While dining out and tasting food seem hardly a chore, Pollack’s eat-outs are no picnic. She never ventures into a joint alone—her colleagues, interns, and even her husband and four children often accompany her.

But no one can order the same thing as anyone else; the table will get either one bottle of wine or one cocktail per person; everyone has to order an appetizer, a main course and a dessert. After each review, Pollack and her staff each type up three-to-four-page notes that deal with everything from making the reservation to the condition of the bathrooms to the actual menu.

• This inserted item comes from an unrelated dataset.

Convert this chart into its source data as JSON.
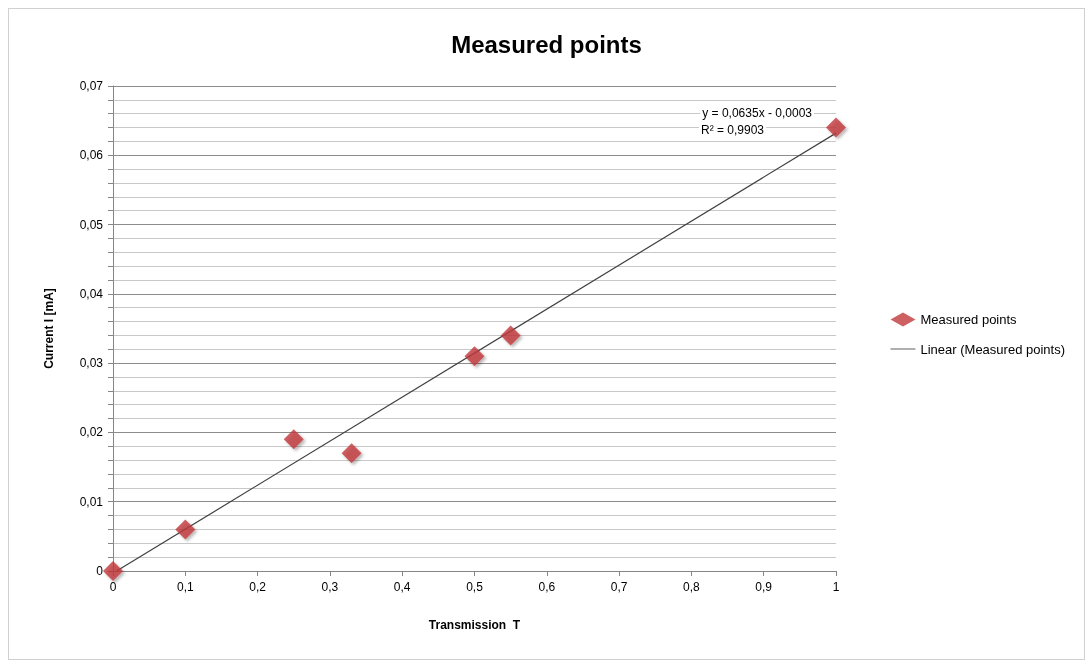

Carly Boers, an associate editor who has been working with Pollack for five years, says the professional foodie’s passion for food and her work is visible and infectious. “She lives and breathes the work she does,” Boers says. “She’s always the first one to get the news out, and she’s always finding some new project to work on. I don’t know what else she would do if she weren’t doing this.”

penny pollack

Photo courtesy of flickr.com

Eight years ago, at age 60, Pollack finally graduated college at DePaul’s night school, with a degree in the study of culture. She feels she’s been truly lucky to have stumbled upon such a prestigious job that she had never even imagined she would do. She’s happy to be working somewhere that maximizes her two talents for cooking and writing.

“I’ve no idea what you learn in journalism school, but the best advice I’ve had over all the years was this: Just write the way you would talk,” Pollack says.

“That’s the way you connect with people. You have to feel it. I feel it.”